Each of my paintings represents a crystallized chunk of formal experience, as well as being very personal at the same time. My paintings are earthy, rock-like and weighty, and yet they have in them the rhythm of the sea. I am a nature painter; the nature “out there” coupled with my own internal landscape. My “inner” finds the equivalent “out there.”

I have a need to communicate personal experience, to send waves of emotion that look like the painting got painted with little conscious effort, having a quality of a time distortion effect, even though the painting took months of concentration to pull together into what whole impact it finally becomes. The journey is never over; I always see more to do, but then, knowing when it is time to move on to a new painting is an art form unto itself.

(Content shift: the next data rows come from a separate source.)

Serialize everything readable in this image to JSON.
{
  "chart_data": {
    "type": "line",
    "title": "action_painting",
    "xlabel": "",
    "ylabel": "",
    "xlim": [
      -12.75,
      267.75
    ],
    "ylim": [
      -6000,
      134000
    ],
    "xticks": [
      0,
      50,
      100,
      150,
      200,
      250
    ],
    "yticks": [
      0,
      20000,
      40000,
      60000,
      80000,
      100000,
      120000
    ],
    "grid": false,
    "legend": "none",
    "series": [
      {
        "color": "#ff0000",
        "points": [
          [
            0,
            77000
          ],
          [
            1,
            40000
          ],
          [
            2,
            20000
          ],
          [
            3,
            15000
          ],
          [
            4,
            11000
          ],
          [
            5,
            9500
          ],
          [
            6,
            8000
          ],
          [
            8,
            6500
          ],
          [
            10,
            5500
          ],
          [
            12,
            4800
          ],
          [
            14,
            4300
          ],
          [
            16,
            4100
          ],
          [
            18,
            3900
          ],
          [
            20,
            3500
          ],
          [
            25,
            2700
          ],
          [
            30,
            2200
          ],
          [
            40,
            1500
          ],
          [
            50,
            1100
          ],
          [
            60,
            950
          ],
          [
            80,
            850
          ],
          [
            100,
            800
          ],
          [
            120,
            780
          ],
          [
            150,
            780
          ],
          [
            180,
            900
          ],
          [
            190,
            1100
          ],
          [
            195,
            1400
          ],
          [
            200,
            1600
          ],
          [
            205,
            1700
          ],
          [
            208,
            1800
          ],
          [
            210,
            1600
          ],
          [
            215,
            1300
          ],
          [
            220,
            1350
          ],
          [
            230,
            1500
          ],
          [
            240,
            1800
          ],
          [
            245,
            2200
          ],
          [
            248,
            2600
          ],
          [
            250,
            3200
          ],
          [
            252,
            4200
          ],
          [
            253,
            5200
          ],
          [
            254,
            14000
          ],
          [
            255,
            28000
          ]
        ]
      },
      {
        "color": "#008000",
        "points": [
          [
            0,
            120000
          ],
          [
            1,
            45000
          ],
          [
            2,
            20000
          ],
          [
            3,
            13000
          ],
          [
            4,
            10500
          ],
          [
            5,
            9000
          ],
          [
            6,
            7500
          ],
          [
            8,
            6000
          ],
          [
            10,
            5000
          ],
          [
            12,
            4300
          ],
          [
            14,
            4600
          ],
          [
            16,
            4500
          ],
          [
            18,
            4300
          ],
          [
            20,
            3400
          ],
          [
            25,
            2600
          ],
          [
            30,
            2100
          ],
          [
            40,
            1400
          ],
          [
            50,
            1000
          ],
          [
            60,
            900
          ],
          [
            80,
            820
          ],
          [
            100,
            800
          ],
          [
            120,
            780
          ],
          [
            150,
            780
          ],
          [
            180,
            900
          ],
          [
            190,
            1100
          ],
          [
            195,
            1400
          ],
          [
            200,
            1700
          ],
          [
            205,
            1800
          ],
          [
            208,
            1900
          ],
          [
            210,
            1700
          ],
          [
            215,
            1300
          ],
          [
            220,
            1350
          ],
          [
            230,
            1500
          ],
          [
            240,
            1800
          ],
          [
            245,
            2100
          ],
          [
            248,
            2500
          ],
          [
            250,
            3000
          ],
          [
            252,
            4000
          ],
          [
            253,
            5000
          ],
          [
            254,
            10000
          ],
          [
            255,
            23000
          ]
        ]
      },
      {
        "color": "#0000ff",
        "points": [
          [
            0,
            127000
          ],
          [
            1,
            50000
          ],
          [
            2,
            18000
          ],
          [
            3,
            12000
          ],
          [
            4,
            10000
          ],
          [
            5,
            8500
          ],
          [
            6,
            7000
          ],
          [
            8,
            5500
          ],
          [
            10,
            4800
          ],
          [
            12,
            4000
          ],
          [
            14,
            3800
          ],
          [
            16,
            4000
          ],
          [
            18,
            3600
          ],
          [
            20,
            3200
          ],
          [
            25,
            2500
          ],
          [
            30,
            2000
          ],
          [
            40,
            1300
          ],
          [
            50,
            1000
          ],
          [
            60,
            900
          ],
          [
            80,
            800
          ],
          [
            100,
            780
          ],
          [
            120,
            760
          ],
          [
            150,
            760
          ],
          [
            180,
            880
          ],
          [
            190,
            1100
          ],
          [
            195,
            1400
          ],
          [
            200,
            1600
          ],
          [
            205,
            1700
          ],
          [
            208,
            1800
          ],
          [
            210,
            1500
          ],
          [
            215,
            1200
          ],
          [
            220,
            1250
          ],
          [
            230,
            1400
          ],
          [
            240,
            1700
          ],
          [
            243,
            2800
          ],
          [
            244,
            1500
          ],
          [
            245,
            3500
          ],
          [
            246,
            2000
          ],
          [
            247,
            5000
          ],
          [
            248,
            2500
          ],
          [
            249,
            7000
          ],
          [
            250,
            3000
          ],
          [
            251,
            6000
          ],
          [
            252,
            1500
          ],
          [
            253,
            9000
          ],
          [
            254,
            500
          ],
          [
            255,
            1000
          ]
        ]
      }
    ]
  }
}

BFA Pratt Institute,MFA Cranbrook Academy of Art. Teaching positions: R.I. School of Design, Brown University, University of Minnesota, Dartmouth College,”Guest Critic” @ Vermont Studio Center 1991 – 2013. Taught @Western New England University since 2004. Lectured at Instituto de Belles Artes, (Medellin, Colombia);Humboldt State U. (CA); The New York Studio School, Institute for American Universities in Aix-en-Provence, (France), and have traveled through the U.S. IA to Malta and Honduras to teach at the universities: paintings exhibited through the Art-in-Embassies Program in D.C. in Africa and Guatemala, and Caracas, also:Divinity Center at Yale University, Bowery Gallery in NYC, Hillyer Gallery at Smith College, the Fine Arts Center’s ‘The Contemporary Art Museum” at the University of Massachusetts, Hood Museum at Dartmouth College, Fine Arts Center, Provincetown, MA. the Huntington Museum, Windsor, CT. Also; “The Painting Center,”NYC, Provincetown Art Association and Museum, Hopper House Museum, Nyack, NY., Kathryn Schultz Gallery, Cambridge, MA., Collections: Cedars-Sinai, (Los Angeles), Hale and Dorr Law Firm, (Boston), Bank of Boston, Johnson and Johnson, (N.J.), Anderson Museum of Contemporary Art, (N.M.), the Burnham Institute, (CA.), Veridex, (NJ), Mead Art Museum@Amherst College, Dana Farber Cancer Institute, Boston, Childrens’ Hospital, Nataxis Global Asset Management, Boston, Thompson Financial Management, (Northampton, MA). I have three times received the Pollock-Krasner Grant Award, a Kittredge Fund Grant from Harvard University. Taught painting @American University, (D.C.). in Umbria, Italy, lectured The New York Studio School, taught a “Drawing Marathon;” ‘cultural ambassador,’ (through the International Residency Program ‘at The Augusta Savage Gallery at UMass), South Africa , a recipient of Puffin Foundation Grant to work w/prisoners, George Sugarman Foundation Grant Award, Berkshire Taconic Artists Resource Trust, Artists’ Fellowship, NYC three times, The Haven Foundation Award, Maine, twice, and a Foundation for Contemporary Art Emergency Grant, NYC.